Grandpa’s home! Pull up a comfy chair, make a mug of hot chocolate, and get out the medication – because Symbian has just arrived on our list. The creaky old OS is still soldiering on in Nokia’s N8, which is proving popular amongst those who’re familiar with Symbian and its still significant catalog of apps and services.

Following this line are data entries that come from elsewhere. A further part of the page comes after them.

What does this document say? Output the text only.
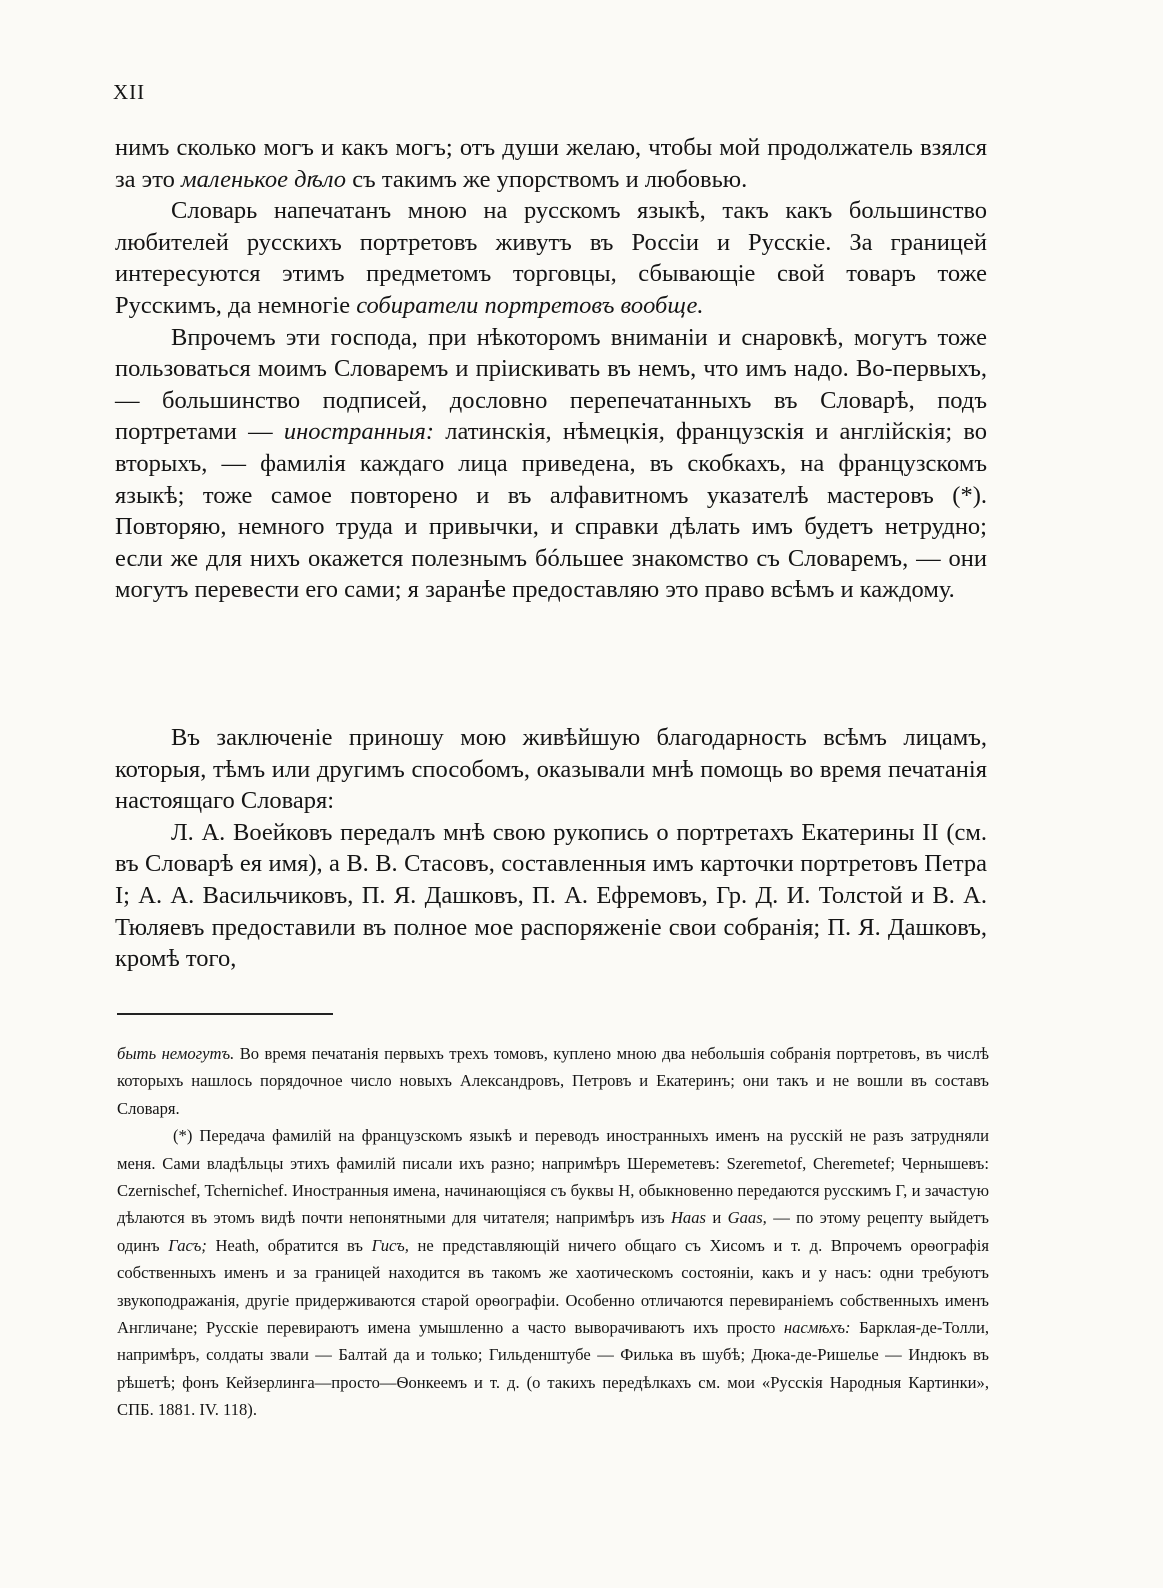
XII

нимъ сколько могъ и какъ могъ; отъ души желаю, чтобы мой продолжатель взялся за это маленькое дѣло съ такимъ же упорствомъ и любовью.

Словарь напечатанъ мною на русскомъ языкѣ, такъ какъ большинство любителей русскихъ портретовъ живутъ въ Россіи и Русскіе. За границей интересуются этимъ предметомъ торговцы, сбывающіе свой товаръ тоже Русскимъ, да немногіе собиратели портретовъ вообще.

Впрочемъ эти господа, при нѣкоторомъ вниманіи и снаровкѣ, могутъ тоже пользоваться моимъ Словаремъ и пріискивать въ немъ, что имъ надо. Во-первыхъ, — большинство подписей, дословно перепечатанныхъ въ Словарѣ, подъ портретами — иностранныя: латинскія, нѣмецкія, французскія и англійскія; во вторыхъ, — фамилія каждаго лица приведена, въ скобкахъ, на французскомъ языкѣ; тоже самое повторено и въ алфавитномъ указателѣ мастеровъ (*). Повторяю, немного труда и привычки, и справки дѣлать имъ будетъ нетрудно; если же для нихъ окажется полезнымъ бóльшее знакомство съ Словаремъ, — они могутъ перевести его сами; я заранѣе предоставляю это право всѣмъ и каждому.

Въ заключеніе приношу мою живѣйшую благодарность всѣмъ лицамъ, которыя, тѣмъ или другимъ способомъ, оказывали мнѣ помощь во время печатанія настоящаго Словаря:

Л. А. Воейковъ передалъ мнѣ свою рукопись о портретахъ Екатерины II (см. въ Словарѣ ея имя), а В. В. Стасовъ, составленныя имъ карточки портретовъ Петра I; А. А. Васильчиковъ, П. Я. Дашковъ, П. А. Ефремовъ, Гр. Д. И. Толстой и В. А. Тюляевъ предоставили въ полное мое распоряженіе свои собранія; П. Я. Дашковъ, кромѣ того,

быть немогутъ. Во время печатанія первыхъ трехъ томовъ, куплено мною два небольшія собранія портретовъ, въ числѣ которыхъ нашлось порядочное число новыхъ Александровъ, Петровъ и Екатеринъ; они такъ и не вошли въ составъ Словаря.

(*) Передача фамилій на французскомъ языкѣ и переводъ иностранныхъ именъ на русскій не разъ затрудняли меня. Сами владѣльцы этихъ фамилій писали ихъ разно; напримѣръ Шереметевъ: Szeremetof, Cheremetef; Чернышевъ: Czernischef, Tchernichef. Иностранныя имена, начинающіяся съ буквы H, обыкновенно передаются русскимъ Г, и зачастую дѣлаются въ этомъ видѣ почти непонятными для читателя; напримѣръ изъ Haas и Gaas, — по этому рецепту выйдетъ одинъ Гасъ; Heath, обратится въ Гисъ, не представляющій ничего общаго съ Хисомъ и т. д. Впрочемъ орѳографія собственныхъ именъ и за границей находится въ такомъ же хаотическомъ состояніи, какъ и у насъ: одни требуютъ звукоподражанія, другіе придерживаются старой орѳографіи. Особенно отличаются перевираніемъ собственныхъ именъ Англичане; Русскіе перевираютъ имена умышленно а часто выворачиваютъ ихъ просто насмѣхъ: Барклая-де-Толли, напримѣръ, солдаты звали — Балтай да и только; Гильденштубе — Филька въ шубѣ; Дюка-де-Ришелье — Индюкъ въ рѣшетѣ; фонъ Кейзерлинга—просто—Ѳонкеемъ и т. д. (о такихъ передѣлкахъ см. мои «Русскія Народныя Картинки», СПБ. 1881. IV. 118).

There have been a lot of bad omens for Nokia in China this year, but the interest in the N8 is a ray of hope at a time when middle-income Chinese have been turning to Android smartphones and the iPhone. The N8 costs about 1,800 RMB.

1st. Xiaomi M1

Regular readers of PO won’t be too surprised to find the much talked about dual-core, Android-powered Xiaomi phone at the top of the list of searches in 2011. It launched with a bang and a breath-taking price tag – just 1,999 RMB – back in August of this year, and ends the year being talked about in the Chinese tech press pretty much everyday, snagging a supply deal with China Unicom, and attracting a further US$90 million in funding – some of which is coming from Yuri Milner’s own pocket.